Pompeo Seeks Reassurances From Brexit Britain
US Secretary of State Mike Pompeo arrived in London on Wednesday seeking reassurances over China that could let the two old allies continue sharing intelligence and strike a post-Brexit trade deal.
The first leg of a five-nation tour that also takes in Ukraine comes with Britain facing a historic crossroads as it parts ways with the European Union after nearly 50 years on Friday night.
US President Donald Trump has long backed Brexit and trusted the ability of Prime Minister Boris Johnson -- a headline-grabbing leader he once compared to himself -- to set Britain on a more independent and pro-American course.
Yet Johnson has confounded expectations and sided with Europe on everything from the need to save the Iran nuclear deal that Trump abandoned to the importance of China's Huawei tech giant to speedy 5G mobile.
Pompeo said Britain's decision to ignore months of US warnings and give Huawei a limited but still leading role Tuesday was "something we'll have a conversation about".
"We will make sure that when American information passes across a network we are confident that that network is a trusted one," Pompeo told reporters on his way to London.
"It's a little unclear precisely what they're going to permit and not permit so we need to take a little bit of time to evaluate that."

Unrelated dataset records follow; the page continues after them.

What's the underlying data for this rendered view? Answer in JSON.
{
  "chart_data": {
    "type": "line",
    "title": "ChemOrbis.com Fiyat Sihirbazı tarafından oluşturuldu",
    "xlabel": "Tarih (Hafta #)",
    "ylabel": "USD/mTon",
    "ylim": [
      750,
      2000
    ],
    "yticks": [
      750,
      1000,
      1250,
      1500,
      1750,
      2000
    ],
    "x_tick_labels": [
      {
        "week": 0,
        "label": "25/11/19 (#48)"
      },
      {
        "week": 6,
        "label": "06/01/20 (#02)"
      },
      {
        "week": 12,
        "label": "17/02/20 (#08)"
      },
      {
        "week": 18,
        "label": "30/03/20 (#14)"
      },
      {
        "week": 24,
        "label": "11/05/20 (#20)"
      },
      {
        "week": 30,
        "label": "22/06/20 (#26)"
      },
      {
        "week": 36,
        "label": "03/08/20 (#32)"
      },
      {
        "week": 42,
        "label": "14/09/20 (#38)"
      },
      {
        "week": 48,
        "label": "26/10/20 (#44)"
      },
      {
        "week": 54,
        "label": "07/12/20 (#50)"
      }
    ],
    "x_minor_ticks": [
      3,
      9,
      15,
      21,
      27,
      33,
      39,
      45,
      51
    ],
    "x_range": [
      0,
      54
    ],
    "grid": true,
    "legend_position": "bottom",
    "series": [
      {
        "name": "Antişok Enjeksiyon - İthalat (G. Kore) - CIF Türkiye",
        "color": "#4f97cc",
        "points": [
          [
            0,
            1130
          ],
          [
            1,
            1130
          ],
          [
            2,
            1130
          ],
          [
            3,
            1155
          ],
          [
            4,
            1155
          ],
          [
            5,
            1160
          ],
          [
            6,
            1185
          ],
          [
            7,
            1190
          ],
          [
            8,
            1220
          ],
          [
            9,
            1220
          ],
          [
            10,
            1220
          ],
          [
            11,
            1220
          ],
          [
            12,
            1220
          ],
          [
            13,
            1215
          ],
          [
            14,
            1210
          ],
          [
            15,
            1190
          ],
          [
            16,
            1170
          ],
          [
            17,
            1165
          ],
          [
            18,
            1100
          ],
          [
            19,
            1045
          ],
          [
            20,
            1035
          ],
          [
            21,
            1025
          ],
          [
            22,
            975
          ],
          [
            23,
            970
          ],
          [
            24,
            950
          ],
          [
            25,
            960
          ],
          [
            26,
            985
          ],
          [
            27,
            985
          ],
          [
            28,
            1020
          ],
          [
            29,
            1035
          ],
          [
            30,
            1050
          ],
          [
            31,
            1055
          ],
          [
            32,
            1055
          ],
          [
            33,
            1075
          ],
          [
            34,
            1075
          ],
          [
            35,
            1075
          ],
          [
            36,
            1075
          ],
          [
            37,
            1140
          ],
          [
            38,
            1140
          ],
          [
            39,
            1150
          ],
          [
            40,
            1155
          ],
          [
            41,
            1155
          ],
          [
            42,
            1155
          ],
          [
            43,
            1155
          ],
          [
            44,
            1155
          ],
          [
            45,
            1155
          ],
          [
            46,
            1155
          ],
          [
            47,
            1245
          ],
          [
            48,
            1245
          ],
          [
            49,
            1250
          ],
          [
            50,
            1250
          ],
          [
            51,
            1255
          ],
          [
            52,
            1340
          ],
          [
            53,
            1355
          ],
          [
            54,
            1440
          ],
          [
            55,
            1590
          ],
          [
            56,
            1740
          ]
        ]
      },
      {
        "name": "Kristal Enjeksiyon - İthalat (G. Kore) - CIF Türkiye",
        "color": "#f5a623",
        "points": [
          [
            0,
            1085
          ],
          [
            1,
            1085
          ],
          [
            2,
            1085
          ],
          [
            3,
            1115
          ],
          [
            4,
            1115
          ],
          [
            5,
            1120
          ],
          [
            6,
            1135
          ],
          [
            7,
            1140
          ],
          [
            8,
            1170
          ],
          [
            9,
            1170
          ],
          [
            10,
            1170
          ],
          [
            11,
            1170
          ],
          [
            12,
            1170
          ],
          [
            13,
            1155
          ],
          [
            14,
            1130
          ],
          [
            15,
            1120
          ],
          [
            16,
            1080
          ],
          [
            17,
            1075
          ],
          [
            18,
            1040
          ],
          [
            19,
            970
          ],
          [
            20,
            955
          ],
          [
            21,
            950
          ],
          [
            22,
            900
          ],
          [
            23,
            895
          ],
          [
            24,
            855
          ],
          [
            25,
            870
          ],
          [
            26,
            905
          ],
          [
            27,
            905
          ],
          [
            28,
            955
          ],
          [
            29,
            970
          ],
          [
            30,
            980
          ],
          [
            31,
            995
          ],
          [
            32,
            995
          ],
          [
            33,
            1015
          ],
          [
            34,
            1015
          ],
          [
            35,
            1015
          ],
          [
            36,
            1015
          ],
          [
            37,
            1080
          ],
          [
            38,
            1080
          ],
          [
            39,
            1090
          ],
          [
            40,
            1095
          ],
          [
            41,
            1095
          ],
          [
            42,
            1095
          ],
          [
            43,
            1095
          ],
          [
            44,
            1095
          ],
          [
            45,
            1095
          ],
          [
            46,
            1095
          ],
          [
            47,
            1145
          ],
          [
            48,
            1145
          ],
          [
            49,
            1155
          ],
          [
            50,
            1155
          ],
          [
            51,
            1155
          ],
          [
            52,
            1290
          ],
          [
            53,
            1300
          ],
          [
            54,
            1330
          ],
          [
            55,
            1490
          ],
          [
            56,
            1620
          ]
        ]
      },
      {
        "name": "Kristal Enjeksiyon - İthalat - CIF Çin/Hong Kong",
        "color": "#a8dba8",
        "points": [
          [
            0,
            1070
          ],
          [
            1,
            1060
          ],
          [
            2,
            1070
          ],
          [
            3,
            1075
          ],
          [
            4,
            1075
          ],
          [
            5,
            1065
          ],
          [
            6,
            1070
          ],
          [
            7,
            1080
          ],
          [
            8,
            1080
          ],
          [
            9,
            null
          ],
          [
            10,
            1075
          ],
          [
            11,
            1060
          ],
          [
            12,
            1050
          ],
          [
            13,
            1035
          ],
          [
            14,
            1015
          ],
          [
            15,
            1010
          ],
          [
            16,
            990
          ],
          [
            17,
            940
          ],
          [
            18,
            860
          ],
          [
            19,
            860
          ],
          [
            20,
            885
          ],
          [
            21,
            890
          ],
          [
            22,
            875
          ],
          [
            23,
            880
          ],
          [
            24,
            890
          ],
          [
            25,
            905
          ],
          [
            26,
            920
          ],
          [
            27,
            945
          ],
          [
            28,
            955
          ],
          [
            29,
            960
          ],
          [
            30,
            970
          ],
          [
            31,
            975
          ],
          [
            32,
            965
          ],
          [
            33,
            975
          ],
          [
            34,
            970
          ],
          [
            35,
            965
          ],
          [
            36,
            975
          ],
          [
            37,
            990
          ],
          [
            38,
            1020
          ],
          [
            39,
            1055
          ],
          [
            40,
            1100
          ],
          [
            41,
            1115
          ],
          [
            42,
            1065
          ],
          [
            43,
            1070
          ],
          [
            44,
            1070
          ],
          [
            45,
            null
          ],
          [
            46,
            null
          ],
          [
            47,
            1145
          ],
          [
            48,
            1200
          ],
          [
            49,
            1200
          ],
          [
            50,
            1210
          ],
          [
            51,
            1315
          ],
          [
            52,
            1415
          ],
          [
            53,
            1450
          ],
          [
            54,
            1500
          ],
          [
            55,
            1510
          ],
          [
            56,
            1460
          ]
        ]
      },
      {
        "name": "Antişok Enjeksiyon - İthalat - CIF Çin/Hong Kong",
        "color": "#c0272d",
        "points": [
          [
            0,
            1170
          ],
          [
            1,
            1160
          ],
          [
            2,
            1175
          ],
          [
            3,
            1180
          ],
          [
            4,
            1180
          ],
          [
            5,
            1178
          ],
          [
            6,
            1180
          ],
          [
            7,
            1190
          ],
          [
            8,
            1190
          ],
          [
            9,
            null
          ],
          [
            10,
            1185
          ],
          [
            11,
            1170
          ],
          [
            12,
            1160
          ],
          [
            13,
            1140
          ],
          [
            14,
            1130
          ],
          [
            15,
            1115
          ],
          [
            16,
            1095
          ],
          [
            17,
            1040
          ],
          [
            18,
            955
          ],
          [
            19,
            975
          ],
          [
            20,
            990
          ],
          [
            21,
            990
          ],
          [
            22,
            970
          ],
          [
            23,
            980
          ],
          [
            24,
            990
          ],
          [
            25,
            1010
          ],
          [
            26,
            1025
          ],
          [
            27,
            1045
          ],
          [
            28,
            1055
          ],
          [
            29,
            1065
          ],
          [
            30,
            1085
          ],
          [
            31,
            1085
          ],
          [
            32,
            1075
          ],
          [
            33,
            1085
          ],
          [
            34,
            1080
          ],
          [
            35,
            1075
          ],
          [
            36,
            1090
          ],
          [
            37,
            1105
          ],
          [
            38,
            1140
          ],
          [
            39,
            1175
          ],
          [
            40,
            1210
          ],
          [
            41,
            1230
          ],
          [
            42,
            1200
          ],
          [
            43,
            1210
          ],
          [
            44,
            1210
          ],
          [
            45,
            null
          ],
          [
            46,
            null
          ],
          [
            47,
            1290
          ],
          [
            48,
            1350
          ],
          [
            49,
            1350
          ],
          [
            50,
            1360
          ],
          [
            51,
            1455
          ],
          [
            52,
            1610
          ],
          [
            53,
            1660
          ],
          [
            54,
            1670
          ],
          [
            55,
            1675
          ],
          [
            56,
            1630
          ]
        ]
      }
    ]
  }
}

Johnson told parliament his government will "do absolutely nothing to imperil our relationship with the US".
But a senior UK official conceded that Pompeo's private dinner Wednesday with Foreign Secretary Domic Raab and meeting with Johnson on Thursday in Downing Street might be tense.
"In any mature relationship there are issues on which we don't agree," the British official said. "We will have a candid conversation."

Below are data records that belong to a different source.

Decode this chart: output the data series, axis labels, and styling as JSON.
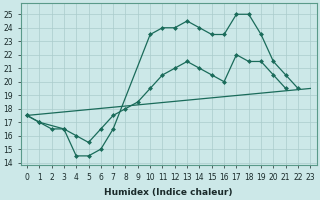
{
  "xlabel": "Humidex (Indice chaleur)",
  "bg_color": "#cce8e8",
  "grid_color": "#aacccc",
  "line_color": "#1a6b5a",
  "xlim": [
    -0.5,
    23.5
  ],
  "ylim": [
    13.8,
    25.8
  ],
  "yticks": [
    14,
    15,
    16,
    17,
    18,
    19,
    20,
    21,
    22,
    23,
    24,
    25
  ],
  "xticks": [
    0,
    1,
    2,
    3,
    4,
    5,
    6,
    7,
    8,
    9,
    10,
    11,
    12,
    13,
    14,
    15,
    16,
    17,
    18,
    19,
    20,
    21,
    22,
    23
  ],
  "line1_x": [
    0,
    23
  ],
  "line1_y": [
    17.5,
    19.5
  ],
  "line2_x": [
    0,
    1,
    3,
    4,
    5,
    6,
    7,
    10,
    11,
    12,
    13,
    14,
    15,
    16,
    17,
    18,
    19,
    20,
    21,
    22
  ],
  "line2_y": [
    17.5,
    17.0,
    16.5,
    14.5,
    14.5,
    15.0,
    16.5,
    23.5,
    24.0,
    24.0,
    24.5,
    24.0,
    23.5,
    23.5,
    25.0,
    25.0,
    23.5,
    21.5,
    20.5,
    19.5
  ],
  "line3_x": [
    0,
    1,
    2,
    3,
    4,
    5,
    6,
    7,
    8,
    9,
    10,
    11,
    12,
    13,
    14,
    15,
    16,
    17,
    18,
    19,
    20,
    21
  ],
  "line3_y": [
    17.5,
    17.0,
    16.5,
    16.5,
    16.0,
    15.5,
    16.5,
    17.5,
    18.0,
    18.5,
    19.5,
    20.5,
    21.0,
    21.5,
    21.0,
    20.5,
    20.0,
    22.0,
    21.5,
    21.5,
    20.5,
    19.5
  ]
}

Some security analysts said Britain's exclusion of Huawei from "core" parts of the network may give Washington sufficient grounds to continue sharing intelligence and scale down the dispute.
"Essentially what they've done is limit Huawei from large parts of the network," said the Royal United Services Institute think-tank's cyber research chief James Sullivan.
Pompeo noted the UK concession but said it was unclear how it was going to work.
"We have to see what that means from an execution and implementation perspective," Pompeo said.
Johnson also took sounded a positive note about a Middle East peace plan that the Palestinians rejected even before Trump unveiled it alongside Israeli Prime Minister Benjamin Netanyahu on Tuesday.
"No peace plan is perfect but this (one) has the merit of a two-state solution," Johnson said.
Both Johnson and Trump have incentives to preserve their "special relationship" in the post-Brexit age.
Johnson's government has touted Britain's ability to strike a lucrative trade deal with the United States as one of the big advantages of leaving the EU.
Britain will lose its privileged access to the single European market -- the world's largest and most important for UK trade -- once the post-Brexit transition window shuts at the end of the year.
And Trump could benefit politically from a trade deal with a major partner in the run-up to November's presidential election.
Trump pledged last month to push for a "massive" post-Brexit trade deal with Johnson.
The chances of one getting the Congress in the heat of the US election campaign appear remote.
But the two leaders could sign off on a bare-bones agreement that helps ease future talks.
Pompeo said London and Washington had "enormous trade issues" to discuss.
A deal is being complicated by Trump's unpopularity in Britain and domestic pressure on Johnson to stand up to the United States.
UK media took huge offence at Washington's refusal to extradite the wife of a US diplomat who is using the cover of diplomatic immunity to avoid prosecution over the death of a teenager in a road accident in England.
A US prosecutor's complaint Monday that Britain's Prince Andrew was stonewalling an FBI investigation into the late sex offender Jeffrey Epstein only added to the layers of tensions.